Everyone has heard of inequalities and discrimination of people around them. Maybe your mother who got discriminated against for being a woman. Maybe it was your romany friend who doesn’t get taken seriously while applying for a job.
Every day large groups of people get discriminated against, for not having the same sex, age, health status, occupation, sexual orientation, race, ethnicity, or religion as the others. Everyone witnesses some form of inequality throughout their lives. Some people experience it much more often than others. Zero Discrimination Day aims to shine a light on the urgent need to take action to end the inequalities. It aims to show people how they can become informed about and promote inclusion, peace, and compassion for all.
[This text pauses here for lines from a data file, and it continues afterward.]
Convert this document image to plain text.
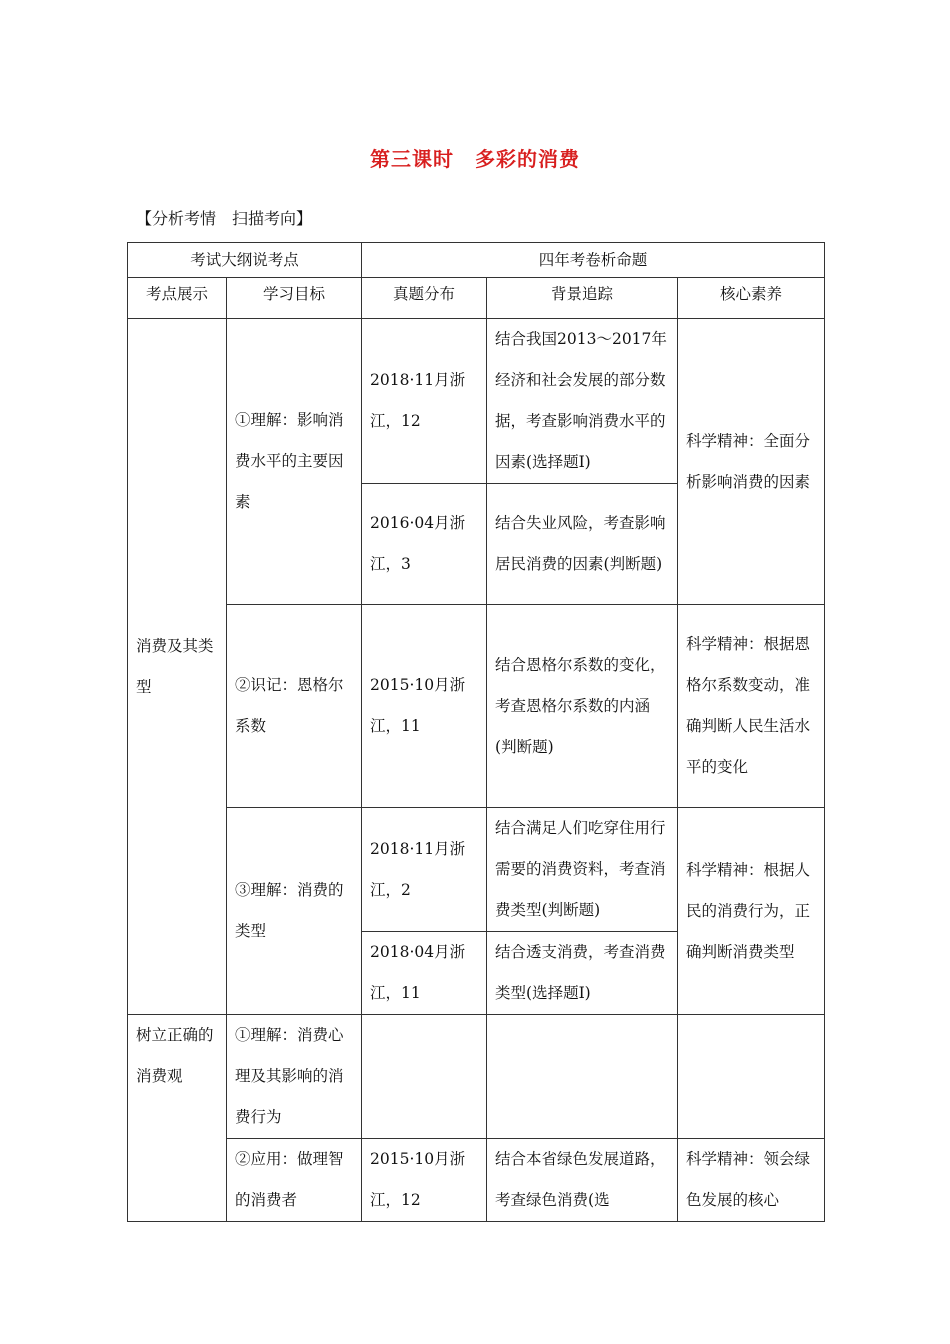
第三课时　多彩的消费
【分析考情　扫描考向】
考试大纲说考点		四年考卷析命题		
考点展示	学习目标	真题分布	背景追踪	核心素养
消费及其类型	①理解：影响消费水平的主要因素	2018·11月浙江，12	结合我国2013～2017年经济和社会发展的部分数据，考查影响消费水平的因素(选择题Ⅰ)	科学精神：全面分析影响消费的因素
		2016·04月浙江，3	结合失业风险，考查影响居民消费的因素(判断题)	
	②识记：恩格尔系数	2015·10月浙江，11	结合恩格尔系数的变化，考查恩格尔系数的内涵(判断题)	科学精神：根据恩格尔系数变动，准确判断人民生活水平的变化
	③理解：消费的类型	2018·11月浙江，2	结合满足人们吃穿住用行需要的消费资料，考查消费类型(判断题)	科学精神：根据人民的消费行为，正确判断消费类型
		2018·04月浙江，11	结合透支消费，考查消费类型(选择题Ⅰ)	
树立正确的消费观	①理解：消费心理及其影响的消费行为			
	②应用：做理智的消费者	2015·10月浙江，12	结合本省绿色发展道路，考查绿色消费(选	科学精神：领会绿色发展的核心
Zero Discrimination Day - March 1st
This day is significant to organizations such as UNAIDS that work in combating discrimination against people living with HIV/AIDS. The organization addressed that the world is off track from its commitment to end AIDS by 2030. That is not because of a lack of capability or means to beat AIDS. It happens because of the structural inequalities in our society. Therefore, the main goal of Zero Discrimination Day is to achieve equality. This will be done by fighting for the rights of people implementing good political, economic, and social policies. At the same time, there is also an urgent and growing need to pay attention and to support the needs of disadvantaged communities.
According to UNAIDS, “inequality is growing for more than 70% of the global population, exacerbating the risk of division and hampering economic and social development.” Discrimination and inequalities are closely connected. Different forms of discrimination, such as racial, social, or structural can lead to different forms of inequalities: in income, education, employment, or health. These inequalities usually lead to stigma and to more discrimination. Therefore, to end inequality, we must address the discrimination in our society. The people of certain races, ethnicities, religions, or sexual orientations are often discriminated against, stigmatized, and often criminalized and targeted by the law enforcement. This social discrimination results in significant inequalities in access to justice in health outcomes and in educational chances.
It gets even worse
One good example of the effects of inequality are the outcomes of Covid-19. The pandemic has the most devastating effects on the most vulnerable people. Although new vaccines against Covid-19 are becoming available, there is a big inequality in getting access to them. COVID-19 has magnified the ruptures in the society we live in. Marginalized communities, which were already discriminated against, have taken the hardest economic hit. They are also the last in line for health and other vital services during this crisis.
In order to achieve equality and to end discrimination, political, economic and social policies should be adopted in order to protect everyone’s rights. At the same time we should pay a greater amount of attention to the needs of disadvantaged communities. An end to inequality requires transformative change and a great amount of effort. There should be a bigger investment in health, education, social protection and decent jobs in order to put an end to poverty and hunger.
What should be done?
The governments should eliminate discriminatory laws and practices in order to ensure equal opportunities for everyone, while introducing new policies that promote diversity and anti-discrimination. They should be responsible for the promotion of inclusive social and economic growth and for the education of the general public on the importance of equality.
We are all connected in this world. Therefore, we all have a role to play in ending discrimination and in reducing inequalities by taking little steps. We should also play our part by calling out discrimination where we see it, by setting an example or by advocating to change the law. In order to make our planet better and more sustainable, first have to consider the well-being of people living on it.
One single person cannot end thousands of years of discrimination. But each one of us has the duty to be open to seeing our own unconscious biases. By promoting awareness, people become more open to receiving other people’s positions. We should also create a space where supportive dialogue is promoted. A space where people can ask about others’ backgrounds and cultures, and an environment where people feel comfortable in.
Zero-discrimination day should be a reminder to all of us of about just how much the worlds needs a change. Each one of us has a duty to treat others with dignity and respect. It is time to think about how we can create a culture of openness, diversity, and inclusivity for all. No matter how insignificant one’s power may seem, it could have a long-lasting impact on another person. So help as much as you can and keep your eyes open to the world around you!